Bowra Sanctuary is a 140 km^{2} nature reserve near Cunnamulla in South West Queensland, Australia. It lies in the Mulga Lands bioregion on the Warrego River plains, in the catchment of the Warrego and Paroo Rivers. It is owned and managed by the Australian Wildlife Conservancy (AWC).

==History==
A former cattle station held by the McLaren family for five generations, Bowra was purchased by the AWC in 2010 with assistance from the Federal Government's National Reserve System, from Birds Australia, Bird Observation & Conservation Australia and Birds Queensland, and from private donors.

==Ecosystems==
Bowra is characterised by mulga communities, mixed with poplar box and bloodwoods, on the scarp and ridges in the north of the property.

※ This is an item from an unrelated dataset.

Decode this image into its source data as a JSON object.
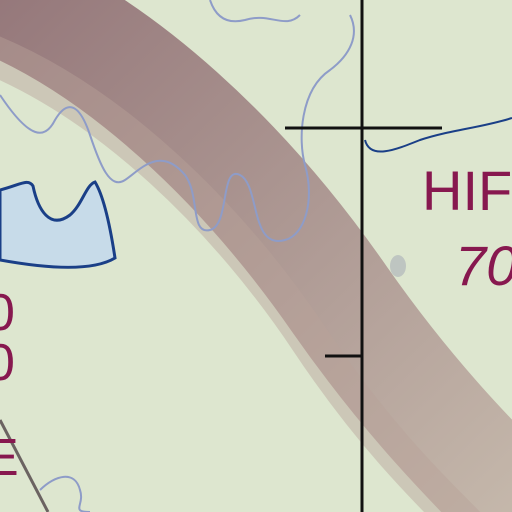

It also has alluvial plains covered by gidgee and coolabah open woodlands. river red gums line Gumholes Creek, the reserve's main watercourse; other wetlands include swamps and gilgais.

==Fauna==
===Birds===
Over 200 species of birds have been recorded on Bowra, a popular destination for birdwatchers. They include 14 species of parrot and 18 diurnal raptors. Well-known residents are Hall's babbler, chestnut-breasted quail-thrush, Bourke's parrot and, while grey falcons breed there. Some threatened and declining species are Major Mitchell's cockatoo, painted honeyeater, squatter pigeon, crested bellbird and diamond firetail. Among 50 species of waterbirds, the rare and elusive Australian painted snipe has been recorded.

===Other vertebrates===
A wide variety of mammals, reptiles and frogs are present on the reserve. Small mammals include the fat-tailed and stripe-faced dunnarts as well as the rare kultarr. The threatened Yakka skink has been recorded on the reserve, which also contains habitat suitable for the woma python.